Ramus poursuit le remaniement de la Dialectique latine ; après la mort de Talon, il réédite la Rhetorica et la Dialectica dont il remanie non seulement son propre texte, mais aussi celui de Talon. C’est l’époque de la seconde controverse avec Charpentier sur la méthode (1564-1566), puis de la querelle sur la chaire de mathématiques du collège royal (1566-1568).

Le voyage en Suisse et en Allemagne pendant la Troisième guerre de religion (1568-1570)

Plan de Bâle tiré de : Sebastien Münster, Cosmographie de tout le monde, Paris : Nicolas Chesneau, 1575 [RXVIb 3 = 321-2]

Depuis sa conversion à la Réforme, en 1561, Ramus a plusieurs fois été contraint de se réfugier hors de Paris où il ne se sentait plus en sécurité. Il échappe à la troisième guerre de religion en obtenant du roi la permission de s’absenter pour un voyage dans les universités protestantes de Suisse et d’Allemagne. De 1568 à 1570, il visite Strasbourg, séjourne une année à Bâle, se rend à Heidelberg, Francfort, Nuremberg, Augsbourg, Genève et Lausanne.

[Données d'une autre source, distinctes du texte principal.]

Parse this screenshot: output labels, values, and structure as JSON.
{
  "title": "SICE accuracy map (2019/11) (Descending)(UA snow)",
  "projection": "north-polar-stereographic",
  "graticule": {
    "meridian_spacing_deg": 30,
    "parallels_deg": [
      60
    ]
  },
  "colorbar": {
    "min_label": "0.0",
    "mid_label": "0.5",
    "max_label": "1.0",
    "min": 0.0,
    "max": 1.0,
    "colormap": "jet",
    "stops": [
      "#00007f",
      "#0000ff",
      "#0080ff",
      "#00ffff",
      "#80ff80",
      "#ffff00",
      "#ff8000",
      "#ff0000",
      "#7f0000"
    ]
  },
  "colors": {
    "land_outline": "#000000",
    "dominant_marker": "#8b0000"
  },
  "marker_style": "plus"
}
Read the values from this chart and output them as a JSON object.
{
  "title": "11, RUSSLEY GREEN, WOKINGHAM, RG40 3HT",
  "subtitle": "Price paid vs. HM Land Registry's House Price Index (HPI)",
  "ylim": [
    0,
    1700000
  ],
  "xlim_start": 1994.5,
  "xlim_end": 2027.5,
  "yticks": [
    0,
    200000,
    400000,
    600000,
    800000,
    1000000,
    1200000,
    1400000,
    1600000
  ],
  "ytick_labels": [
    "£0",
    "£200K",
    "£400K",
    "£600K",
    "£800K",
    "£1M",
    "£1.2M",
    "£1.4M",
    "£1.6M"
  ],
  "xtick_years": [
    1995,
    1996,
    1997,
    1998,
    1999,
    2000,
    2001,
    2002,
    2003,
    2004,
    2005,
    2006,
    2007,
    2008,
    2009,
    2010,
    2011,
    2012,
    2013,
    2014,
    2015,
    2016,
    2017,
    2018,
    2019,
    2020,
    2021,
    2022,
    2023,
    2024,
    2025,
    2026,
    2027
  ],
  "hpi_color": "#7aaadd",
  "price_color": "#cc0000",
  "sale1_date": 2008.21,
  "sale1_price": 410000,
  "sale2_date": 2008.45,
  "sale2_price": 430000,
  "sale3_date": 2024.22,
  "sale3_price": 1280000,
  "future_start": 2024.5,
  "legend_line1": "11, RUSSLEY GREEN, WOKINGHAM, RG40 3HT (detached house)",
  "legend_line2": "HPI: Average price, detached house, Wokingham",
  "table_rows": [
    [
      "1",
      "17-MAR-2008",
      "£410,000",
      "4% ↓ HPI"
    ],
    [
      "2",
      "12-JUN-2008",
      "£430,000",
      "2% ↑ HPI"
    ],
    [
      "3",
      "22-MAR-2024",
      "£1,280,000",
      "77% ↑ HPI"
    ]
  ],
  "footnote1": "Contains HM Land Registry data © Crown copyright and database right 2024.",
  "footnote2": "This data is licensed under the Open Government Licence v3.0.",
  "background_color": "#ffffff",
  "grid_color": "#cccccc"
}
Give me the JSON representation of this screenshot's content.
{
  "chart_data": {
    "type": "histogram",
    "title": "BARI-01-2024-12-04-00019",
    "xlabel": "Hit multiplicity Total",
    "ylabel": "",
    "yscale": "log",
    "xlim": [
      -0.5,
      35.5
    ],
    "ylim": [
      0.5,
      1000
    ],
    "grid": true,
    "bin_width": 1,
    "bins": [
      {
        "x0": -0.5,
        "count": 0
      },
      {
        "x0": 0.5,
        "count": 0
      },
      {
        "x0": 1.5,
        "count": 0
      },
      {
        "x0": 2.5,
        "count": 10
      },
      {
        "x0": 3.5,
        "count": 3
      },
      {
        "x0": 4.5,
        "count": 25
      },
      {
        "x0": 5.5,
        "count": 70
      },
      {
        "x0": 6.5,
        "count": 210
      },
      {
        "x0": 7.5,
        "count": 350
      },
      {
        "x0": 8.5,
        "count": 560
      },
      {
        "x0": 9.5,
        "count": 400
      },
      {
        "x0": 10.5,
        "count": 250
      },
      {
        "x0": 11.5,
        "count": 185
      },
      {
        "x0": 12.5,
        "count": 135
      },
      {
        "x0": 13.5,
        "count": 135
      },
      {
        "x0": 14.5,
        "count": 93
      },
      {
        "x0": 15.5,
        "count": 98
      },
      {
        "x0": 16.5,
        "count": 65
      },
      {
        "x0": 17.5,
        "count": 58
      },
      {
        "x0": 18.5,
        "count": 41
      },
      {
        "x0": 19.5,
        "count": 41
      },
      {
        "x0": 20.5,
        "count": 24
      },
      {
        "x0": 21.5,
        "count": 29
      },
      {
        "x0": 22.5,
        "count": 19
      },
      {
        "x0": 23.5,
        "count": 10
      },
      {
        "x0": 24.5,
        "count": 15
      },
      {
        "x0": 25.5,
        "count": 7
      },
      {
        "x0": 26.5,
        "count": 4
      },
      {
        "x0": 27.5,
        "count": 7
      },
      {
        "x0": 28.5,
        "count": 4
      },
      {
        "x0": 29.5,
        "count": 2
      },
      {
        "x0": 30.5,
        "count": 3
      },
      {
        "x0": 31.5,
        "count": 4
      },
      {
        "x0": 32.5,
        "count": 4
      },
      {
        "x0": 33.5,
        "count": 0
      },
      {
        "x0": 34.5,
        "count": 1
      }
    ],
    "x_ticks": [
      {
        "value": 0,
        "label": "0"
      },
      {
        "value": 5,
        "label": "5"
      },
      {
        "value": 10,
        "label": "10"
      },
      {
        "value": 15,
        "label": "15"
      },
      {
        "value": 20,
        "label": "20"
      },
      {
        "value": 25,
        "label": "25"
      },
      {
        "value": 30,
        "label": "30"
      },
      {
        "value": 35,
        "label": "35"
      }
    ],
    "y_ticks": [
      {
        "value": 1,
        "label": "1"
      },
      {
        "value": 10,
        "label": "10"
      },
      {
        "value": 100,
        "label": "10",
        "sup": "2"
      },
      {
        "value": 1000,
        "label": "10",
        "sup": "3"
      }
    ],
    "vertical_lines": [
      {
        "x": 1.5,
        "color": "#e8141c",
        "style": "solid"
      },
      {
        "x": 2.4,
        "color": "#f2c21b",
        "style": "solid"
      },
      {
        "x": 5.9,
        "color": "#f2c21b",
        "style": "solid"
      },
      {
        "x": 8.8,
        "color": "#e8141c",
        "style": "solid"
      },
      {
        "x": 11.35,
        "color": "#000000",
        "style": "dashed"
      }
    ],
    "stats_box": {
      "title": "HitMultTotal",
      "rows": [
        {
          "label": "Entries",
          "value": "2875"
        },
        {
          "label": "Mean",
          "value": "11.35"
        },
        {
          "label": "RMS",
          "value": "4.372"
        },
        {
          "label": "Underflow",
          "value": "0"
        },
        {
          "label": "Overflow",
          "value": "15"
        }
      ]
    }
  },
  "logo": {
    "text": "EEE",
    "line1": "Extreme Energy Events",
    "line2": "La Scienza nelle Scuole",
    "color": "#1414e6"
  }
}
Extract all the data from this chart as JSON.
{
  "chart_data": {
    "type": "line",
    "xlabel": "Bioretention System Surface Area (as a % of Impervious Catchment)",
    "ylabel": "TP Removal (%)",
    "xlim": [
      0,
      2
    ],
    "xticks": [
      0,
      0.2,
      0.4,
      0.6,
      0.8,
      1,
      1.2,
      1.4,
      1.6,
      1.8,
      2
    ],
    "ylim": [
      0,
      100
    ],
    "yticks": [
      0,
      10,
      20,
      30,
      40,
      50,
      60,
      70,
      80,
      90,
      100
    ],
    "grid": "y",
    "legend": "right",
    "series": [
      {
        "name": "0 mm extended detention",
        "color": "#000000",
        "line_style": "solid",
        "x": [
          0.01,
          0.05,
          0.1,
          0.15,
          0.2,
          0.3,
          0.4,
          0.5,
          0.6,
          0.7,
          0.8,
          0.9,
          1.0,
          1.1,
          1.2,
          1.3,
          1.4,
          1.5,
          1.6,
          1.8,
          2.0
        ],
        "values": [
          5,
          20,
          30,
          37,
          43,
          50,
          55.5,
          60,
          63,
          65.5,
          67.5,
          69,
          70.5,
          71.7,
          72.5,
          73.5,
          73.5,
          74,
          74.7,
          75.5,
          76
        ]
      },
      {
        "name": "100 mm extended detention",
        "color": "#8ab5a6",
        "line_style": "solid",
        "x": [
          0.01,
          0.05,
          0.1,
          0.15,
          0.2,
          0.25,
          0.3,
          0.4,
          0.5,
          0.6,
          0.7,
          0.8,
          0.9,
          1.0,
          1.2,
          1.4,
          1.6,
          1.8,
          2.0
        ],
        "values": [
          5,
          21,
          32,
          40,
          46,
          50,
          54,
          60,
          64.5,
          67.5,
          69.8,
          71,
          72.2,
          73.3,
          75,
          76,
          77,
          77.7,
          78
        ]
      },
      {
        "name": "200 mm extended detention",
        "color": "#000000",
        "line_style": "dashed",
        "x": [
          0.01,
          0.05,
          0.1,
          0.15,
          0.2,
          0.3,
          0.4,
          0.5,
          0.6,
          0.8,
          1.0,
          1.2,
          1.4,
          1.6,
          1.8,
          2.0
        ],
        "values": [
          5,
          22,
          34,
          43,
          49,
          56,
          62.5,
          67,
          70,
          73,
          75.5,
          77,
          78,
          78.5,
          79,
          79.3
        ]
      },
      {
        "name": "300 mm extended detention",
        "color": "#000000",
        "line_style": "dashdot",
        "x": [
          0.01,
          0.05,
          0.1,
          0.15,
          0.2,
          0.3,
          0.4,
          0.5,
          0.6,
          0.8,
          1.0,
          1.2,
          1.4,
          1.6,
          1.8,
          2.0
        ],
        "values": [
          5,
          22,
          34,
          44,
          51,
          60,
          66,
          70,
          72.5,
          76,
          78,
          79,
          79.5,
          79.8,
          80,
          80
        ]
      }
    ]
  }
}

Mais ses tentatives pour obtenir des postes de professeur à Heidelberg, puis à Genève, se soldent par des échecs. Ce voyage, relaté par Freige qui a rencontré Ramus à Bâle et à Fribourg, est aussi bien documenté par sa correspondance. Il montre que l’internationalisation a d’abord été l’œuvre de Ramus lui-même, et que c’est là qu’il faut commencer à rechercher les jalons d’un itinéraire et de relais qui deviendront ceux du ramisme international.

Ramus, Scholae in liberales artes, 1569 [VCM 4= 6553]

 

« Durant son séjour à Bâle, Ramus met au point avec Episcopius un plan de publication de ses œuvres complètes. Les Scholae in liberales artes de 1569 recueillent en effet la plupart des autres grands textes, notamment philosophiques, de La Ramée. La dialectique n’y est pas intégrée, ni la dialectique avec commentaire » (Bruyère, 1984, p. 22). Il publie aussi les Scholae mathematicae en 1569 et un éloge de la ville de Bâle en 1571.

De la Paix de Saint-Germain au massacre de la Saint-Barthélemy (1570-1572)

Ramus rentre de sa tournée dans les pays protestants dépouillé de son principalat de Presles, mais il obtient une pension royale qui doit lui permettre de terminer la rédaction des arts libéraux et d’étudier la théologie. Depuis longtemps, il a cessé de placer ses ouvrages sous la protection du Cardinal de Lorraine : le Prooemium mathematicum de 1567 est dédicacé à Catherine de Médicis, comme l’est la Grammaire de 1572. Mais Ramus tente de se réconcilier avec le Cardinal dans deux lettres de 1570 (Cuisiat, 1998, p. 27-28). Ses dernières années sont aussi occupées par la politique ecclésiastique. Il réédite la Grammaire française et la Dialectica (1572).

Ramus, Dialectica, 1572 (dernière éd.) [VCM 6= 6590, p. 3]
Ramus, Dialectica, 1572 (dernière éd.) [VCM 6= 6590, p. 2]

 

Cette édition sans praelectiones de la Dialectique est la dernière parue du vivant de Ramus. Son caractère réduit et maniable a fait sa fortune dans l’enseignement de la logique au XVIe et jusqu’au XVIIe siècle. Le terme d’enuntiatum y est systématiquement remplacé par celui d’axioma. Dans l'épître au lecteur (p. 2-3), Ramus explique pourquoi il souhaiterait sur sa tombe une colonne évoquant son institution de l'art logique.

La mort de Ramus, 1867 [ESTAMPES 68. Pièce 2]

La paix semblant revenue en France, de retour à Paris dans son « royaume de Presles », Ramus est assassiné, le troisième jour des massacres de la Saint-Barthélemy, et son corps mutilé est jeté dans la Seine. Ses biographes Banos et Nancel relatent les circonstances de sa mort.